Kanser beraberinde getirdiği sağlık sorunlarının yanı sıra, maddi ve
manevi yönden uzun süreli mücadele gerektiren bir hastalıktır. Dünya
Sağlık Örgütü’nün 2020 yılı verilerine göre; ilgili yılda küresel bazda
19.2 milyon yeni kanser vakası tespit edilmişken, hastalığa bağlı 9.9
milyon ölüm gerçekleşmiştir. Dünya genelinde 75 yaşına kadar her 5
kişiden 1 kişinin kansere yakalanacağı ve her 10 kişiden 1’inin ise
kanser nedeniyle hayatını kaybedeceği tahmin edilmektedir. Dünyada ve
ülkemizde ilk sıralarda yer alan kanser türleri akciğer, meme ve
kolorektal kanserler olarak benzerlik göstermektedir. Yine gelecek
yıllarda dünya nüfusunun artması, yaşlanması ve kansere yol açabilecek
risk faktörlerine daha çok ve daha uzun süre maruz kalması ile birlikte
gerek tanı konacak kanser olgu sayısının gerekse bahsi geçen hastalığa
bağlı ekonomik, sosyolojik ve psikolojik yükün artması beklenmektedir.
%90 çevresel, %10 oranında ise genetik faktörlere bağlı olarak
gelişmekte olan kanserlerin, çevresel faktörler arasında yer alan; tütün
kullanımı, alkol tüketimi, fazla kilolu ve/veya obez olma ve
enfeksiyonlara maruziyetin engellenmesi yolu ile günümüzde %30-%50
oranında önlenebileceği bilinmektedir. Özellikle ortaya çıkışının
önlenebildiği, taramalarla ölümün engellenebildiği ve erken teşhis
edildiğinde tedavinin yaşam kalitesine çok şey katabildiği kanser
türleri göz önüne alınırsa korunmanın önemi daha da artmaktadır.
Pandemi
döneminde sağlıklı beslenme ve fiziksel aktivitenin artırılması, tuz
kullanımının azaltılması, tütün ve tütün ürünlerinin kullanılmaması hem
kanserden korunmada hem de salgınla mücadelede önemli birer etkendir.

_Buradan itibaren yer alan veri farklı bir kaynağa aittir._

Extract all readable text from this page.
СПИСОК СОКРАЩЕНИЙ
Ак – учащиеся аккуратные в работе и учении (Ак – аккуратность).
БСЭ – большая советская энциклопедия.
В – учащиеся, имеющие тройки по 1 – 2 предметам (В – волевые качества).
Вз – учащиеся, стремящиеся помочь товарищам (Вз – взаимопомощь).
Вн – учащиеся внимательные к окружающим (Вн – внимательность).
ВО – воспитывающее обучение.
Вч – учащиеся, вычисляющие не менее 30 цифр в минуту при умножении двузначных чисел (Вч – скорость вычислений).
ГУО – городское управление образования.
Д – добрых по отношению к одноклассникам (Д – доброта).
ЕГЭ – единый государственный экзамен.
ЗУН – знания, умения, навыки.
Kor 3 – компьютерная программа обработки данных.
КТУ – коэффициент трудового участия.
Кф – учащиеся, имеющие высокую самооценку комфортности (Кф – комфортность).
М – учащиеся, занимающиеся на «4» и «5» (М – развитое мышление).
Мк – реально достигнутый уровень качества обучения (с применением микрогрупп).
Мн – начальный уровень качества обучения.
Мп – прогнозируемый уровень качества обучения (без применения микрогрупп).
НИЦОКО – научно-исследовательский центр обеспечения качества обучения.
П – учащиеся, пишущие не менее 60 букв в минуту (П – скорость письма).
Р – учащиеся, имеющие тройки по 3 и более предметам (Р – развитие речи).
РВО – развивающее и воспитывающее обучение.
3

Yapılan çalışmalar yirmi birinci yüzyılda kanser konusunda en önemli
kontrol stratejisinin korunma ve erken teşhis olduğunu açıkça ortaya
koymaktadır. Bu kapsamda; kanserojen maddelerin tespiti, risk
faktörlerinden kaçınma, tarama ve erken tanı en önemli önleme
stratejileri arasında yer almaktadır. Erken teşhis oranlarında herhangi
bir düşüş yaşanmaması için taramaların pandemi sürecinde de devam etmesi
önem arz etmektedir. Pandemi gerekçesiyle taramaların ertelenmesi,
ileri evre teşhis oranlarında artışa neden olabilmektedir. Pandemi
sürecinde söz konusu kanser taramaları "COVID-19 Pandemisinde Sağlık
Kurumlarında Çalışma Rehberi ve Enfeksiyon Kontrol Önlemleri"
doğrultusunda gerçekleştirilmelidir. Kanser Erken Teşhis, Tarama ve
Eğitim Merkezleri (KETEM), Toplum Sağlığı Merkezleri (TSM), Sağlıklı
Hayat Merkezleri (SHM), Aile Sağlığı Merkezleri (ASM) ve Mobil Kanser
Tarama araçlarında:
➢40-69 yaş arası kadınlara 2 yılda bir meme kanseri taraması
➢30-65 yaş arası kadınlara 5 yılda bir rahim ağzı kanseri taraması
➢50-70 yaş arası kadın ve erkeklere 2 yılda bir kalınbağırsak kanseri taramaları ÜCRETSİZ olarak yapılmaktadır.
Tarama
sonrası sonucu pozitif ya da şüpheli çıkan kişiler, tarama sonrası
teşhis merkezlerimize yönlendirilmekte ve ileri tetkikleri
yapılmaktadır. Teşhis ve tedavi hizmetleri ikinci ve üçüncü basamak
sağlık kuruluşları tarafından yürütülmektedir. Kansere karşı mücadelede
“Farkındalık ve Bilinç Düzeyinin Artırılması” önemli diğer bir strateji
olup, ülkemizde “Kanser Haftası” olarak kabul edilmiş olan Nisan ayının
ilk haftası boyunca düzenlenen çeşitli etkinliklerle konuya dikkat
çekilmektedir. Her yıl 1-7 Nisan Ulusal Kanser Haftasında, ülkemiz
açısından önemi giderek artan kanser hastalığına karşı halkta konuya
ilişkin farkındalık yaratmak, taramalara katılımı artırmak için
düzenlenen bu etkinliklerle halkı bilgilendirmek ve bilinçlendirmek
hedeflenmektedir. Ancak tüm bu çalışmaların yılın bir haftası ile
sınırlı tutulmayıp yıl boyunca sürdürülmesi kanserle mücadelede akılda
tutulması gereken bir unsur olup önemli kazanımlar sağlayacaktır.